The "Rush Hour" films have become the cinematic equivalent of candy. To some, the gorging can be nauseating; for me, these action tangents have been welcome fluff in an industry of hard edges. "Rush Hour 3" isn't going to encourage intelligence anytime soon, but if you have a soft spot for silly adventure, it's a fine selection of wacky-go-boom.
When an important Chinese government figure is nearly assassinated, Inspector Lee (Jackie Chan) desperately follows the clues to the heart of a criminal empire. Tagging along is Lee's pal Carter (Chris Tucker), who craves the excitement. The journey takes them to Paris, where Carter and Lee quickly find themselves in over their heads dealing with Triad complications (Hiroyuki Sanada), a mysterious nightclub performer (Noemie Lenior), and a bureaucrat (Max von Sydow) who wants this case put to bed quickly.
The quality of the "Rush Hour" films always depends on to the potency of the material. 2001's "Rush Hour 2" was a near-perfect realization of the formula, lurching through expansive set-pieces like a steamroller and exploiting the cultural friction between Tucker and Chan to comedy gold. It was a popcorn enterprise of the highest order, miles ahead of 1998's "Hour 1."

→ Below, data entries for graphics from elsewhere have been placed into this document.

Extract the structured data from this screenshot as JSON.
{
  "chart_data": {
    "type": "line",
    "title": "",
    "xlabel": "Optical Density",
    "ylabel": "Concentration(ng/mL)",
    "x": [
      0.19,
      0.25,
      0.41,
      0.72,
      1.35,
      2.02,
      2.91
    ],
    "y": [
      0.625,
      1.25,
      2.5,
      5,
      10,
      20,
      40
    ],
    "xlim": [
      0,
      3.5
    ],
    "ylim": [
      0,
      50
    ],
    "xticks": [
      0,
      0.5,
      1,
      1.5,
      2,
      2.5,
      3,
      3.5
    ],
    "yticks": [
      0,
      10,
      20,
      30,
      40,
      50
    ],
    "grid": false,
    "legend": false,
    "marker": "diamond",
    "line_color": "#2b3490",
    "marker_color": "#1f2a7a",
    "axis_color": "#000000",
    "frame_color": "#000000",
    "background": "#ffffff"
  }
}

One can sense a certain sleepy quality about "Hour 3," as though the financial impetus of the series is starting to lean heavily on the imagination of the filmmakers. The new picture doesn't feature a particularly robust story, but director Brett Ratner is convinced it's his duty to sell the twisty turns of the lackluster script, as though the audience actually cares who did what to who and when. Buddy, we're all here for laughs and a couple of broken bodies.
When "Hour 3" slips back into familiar theme park stunt show theatrics, the results are thrilling. Criticize Ratner as a Hollywood brat, but the man can capture a scene of circus-like velocity unlike many of his generation. Hustling around the frame, spanking cities such as Los Angeles and Paris as Carter and Lee tear up the streets, "Hour 3" plays unswervingly to expectations, but they're deliciously frenzied expectations with dynamite results. Ratner stages his action beats big and broad (a Parisian taxi chase is a standout), yet the film never feels bloated like so many sequels this summer. "Hour 3" isn't so much trying to top itself as it is looking to recall why viewers took interest in the first place. There's a certain appeal in that.

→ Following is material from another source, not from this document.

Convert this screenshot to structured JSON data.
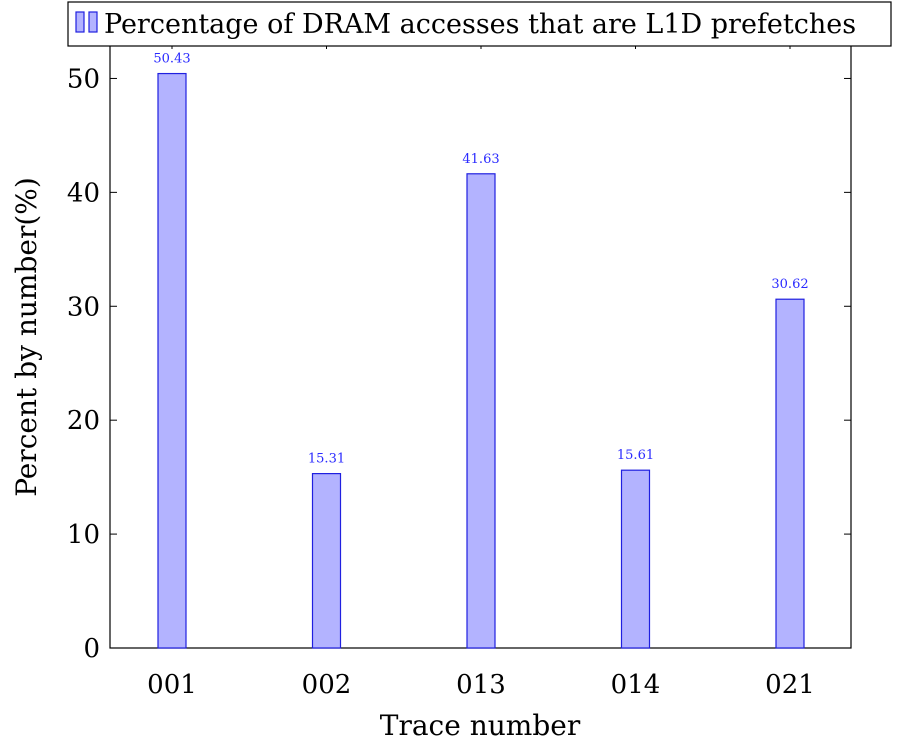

To fend off franchise fatigue, Ratner has cast the film beautifully, throwing in an international collection of faces (including Yvan Attal, Roman Polanski, and Youki Kudoh) that help out Tucker and Chan when their traditional performances start to show unmistakable signs of rust.
Chris Tucker seems the most inert during the new "Hour." Certainly his smack-talkin', horndog creation of Carter is allowed plenty of room for jokes, and Tucker lands his share of the laughs (he's hard to resist when he quickdraws his wildest reactions); however, this is only Tucker's third film in a decade, and the last two were the earlier "Hour" installments. One can sense a lack of lubrication to Tucker's motor-mouth: the actor pushes far too hard to be hilarious when it used to be so effortless. Of course, there are gigantic laughs to be devoured in "Hour 3" (a brief episode of separation between Carter and Lee is the most inspired comedic concept of Ratner's career), but the stretch marks are starting to show in this round.
For the finale, the film explodes with an Eiffel Tower showdown, making the most of Chan's choreographed spasms, but finding itself with surprising little invention to bounce off of. This is not a question of familiarity, just fatigue. "Hour 3" closes the series on a pleasing note, and there's little disagreement from me about the way Ratner is simply flying through the motions. After all, these are fun motions. Still, it's time to close the book on this peculiar franchise, and "Rush Hour 3" is a satisfying spin around the punch-n-giggle track.